In Kenya, one frequently still winces at the sight of men cruelly whipping donkeys staggering before grossly overladen carts. But over time Hugh has observed the growth of African middle classes who adore their pets, ‘and treat them very well’.

I still believe there are echoes of All Creatures Great and Small in Hugh’s life. Like Herriot’s Yorkshire decades ago, in Kenya the days of the farm-animal practice are all but gone. There are plenty of vets around, but few if any who seem willing to ‘go out and do battle’ as Hugh puts it. By this time we were heading over to another quite remote farm to draw blood samples in a suspected trypanosomiasis outbreak. Younger vets want to specialise, or to cluster in big city suburbs, where they can enjoy more regular hours concentrating on the lucrative business of domestic pets.

In his holidays Hugh still clambers up northern Kenya’s hills, many of them nameless, and rarely if ever summited. His patient wife Bernadette says it’s time for him to retire.

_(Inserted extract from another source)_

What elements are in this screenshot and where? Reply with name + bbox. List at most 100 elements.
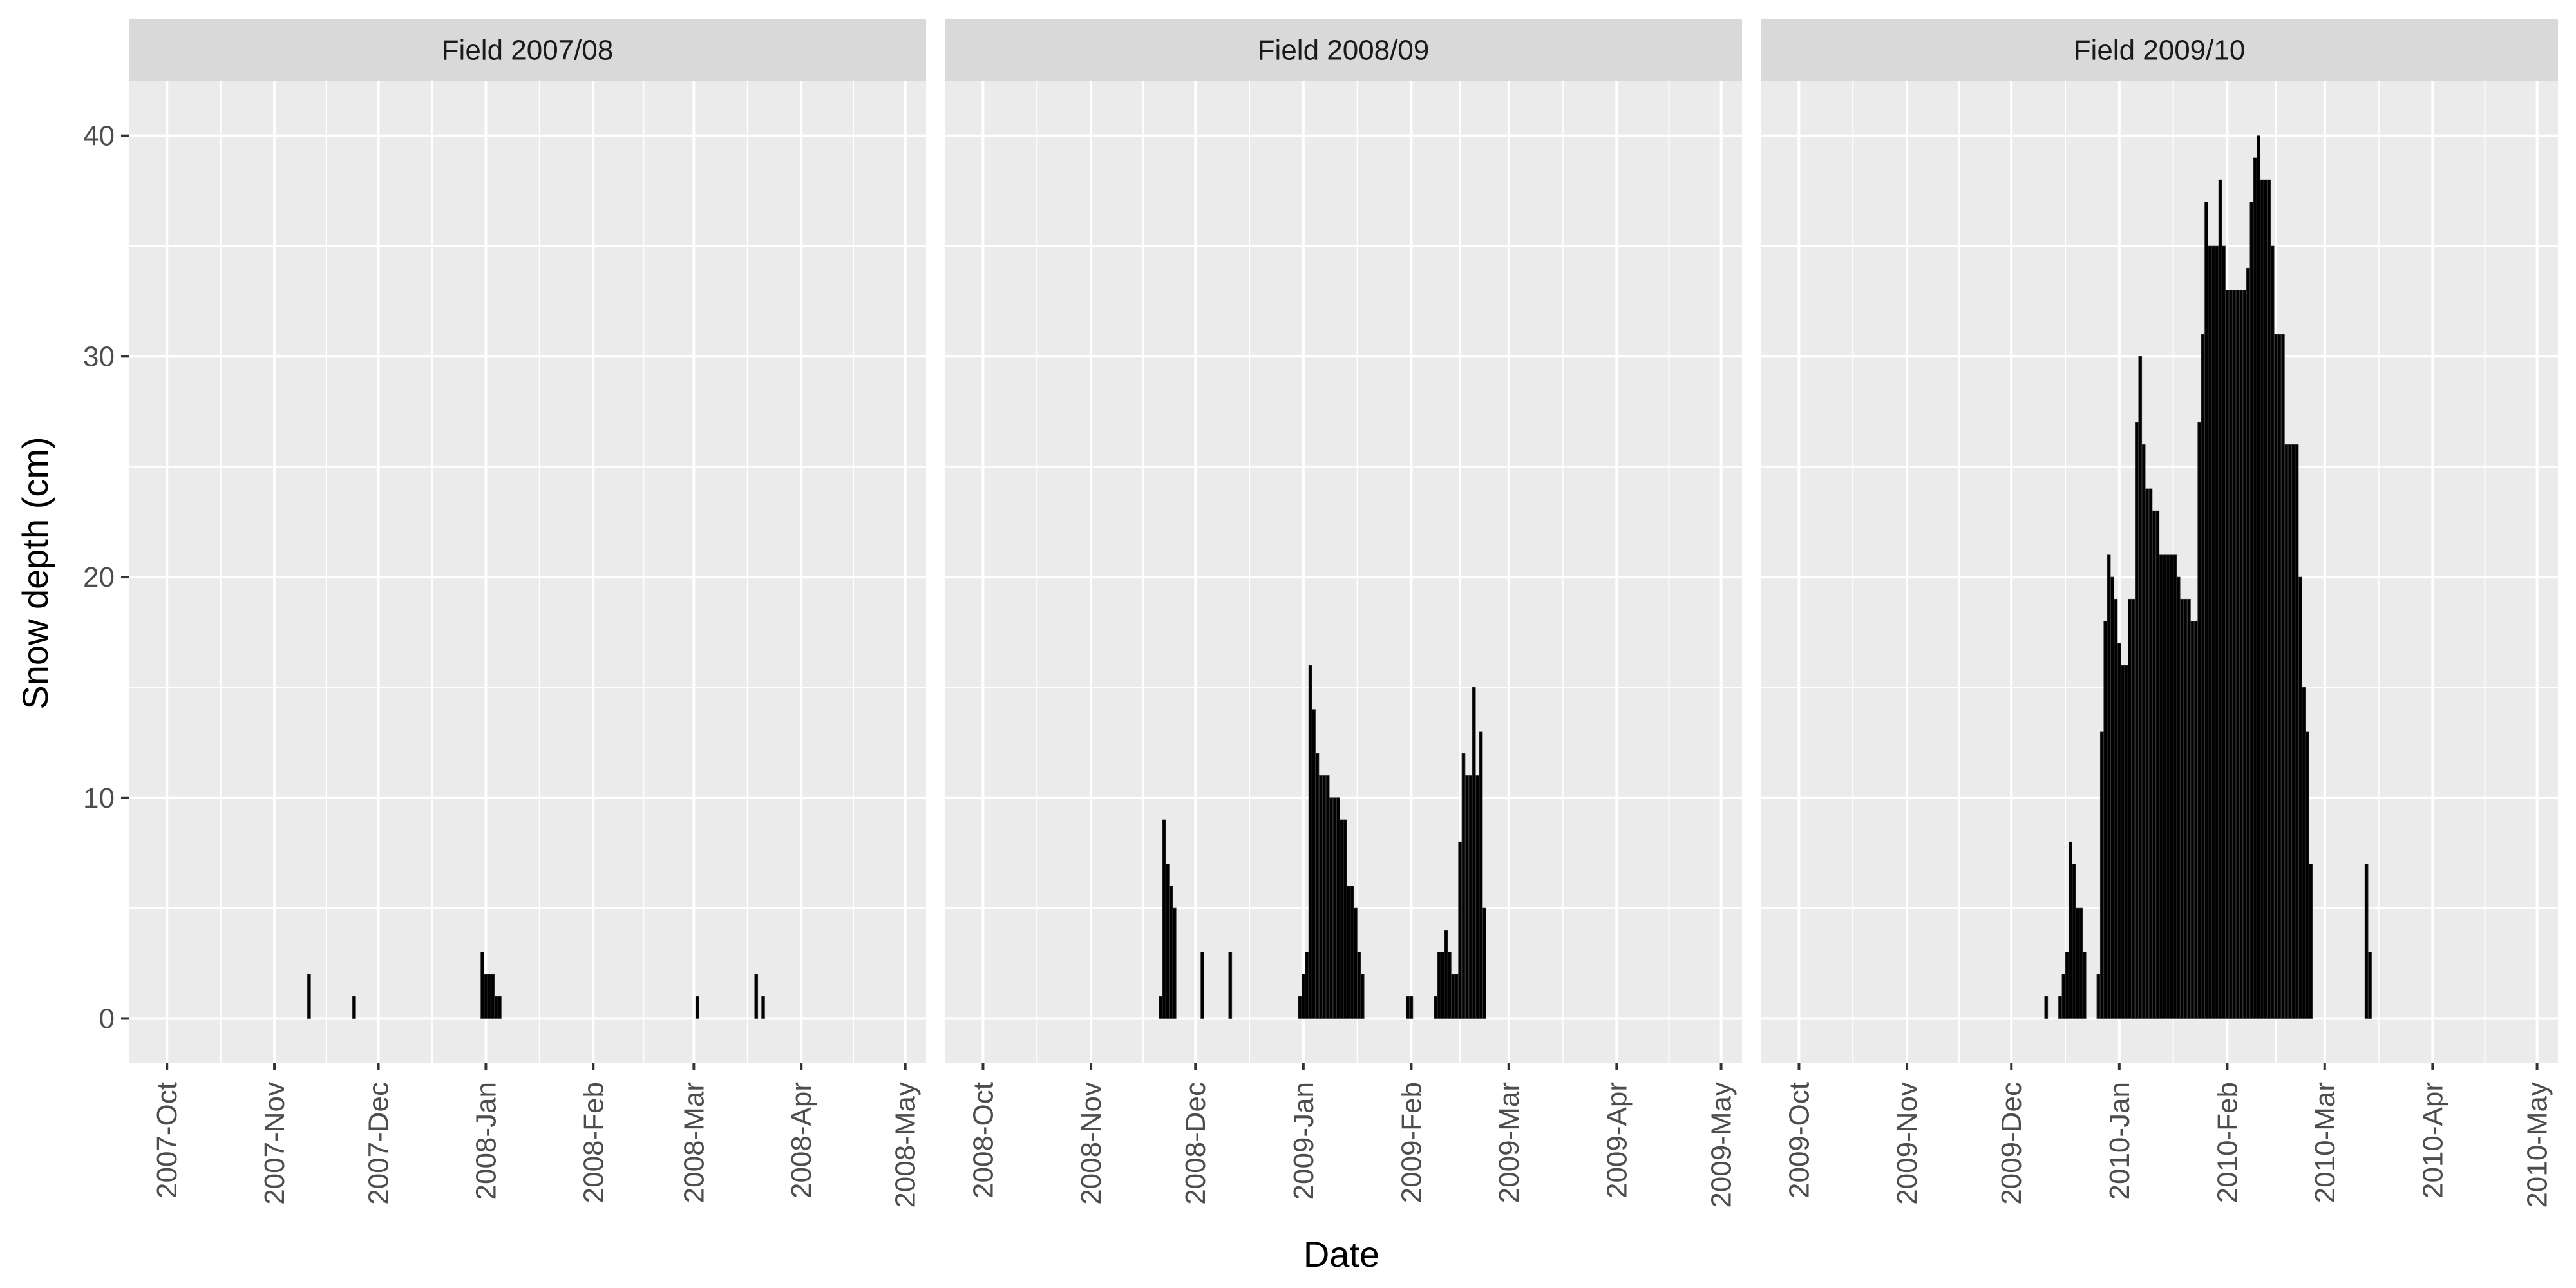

After a day of observing him treat animals, field a score of phone calls and cover many miles of African roads, I asked how he would find retirement in England. ‘It’s a worry,’ is all he said. And this Christmas, those of us who live with our cattle, camels, horses and dogs will be talking about what happens next. For when Hugh finally hangs up his stethoscope, and puts away the rhino’s rectal thermometer, there will be nobody to follow him.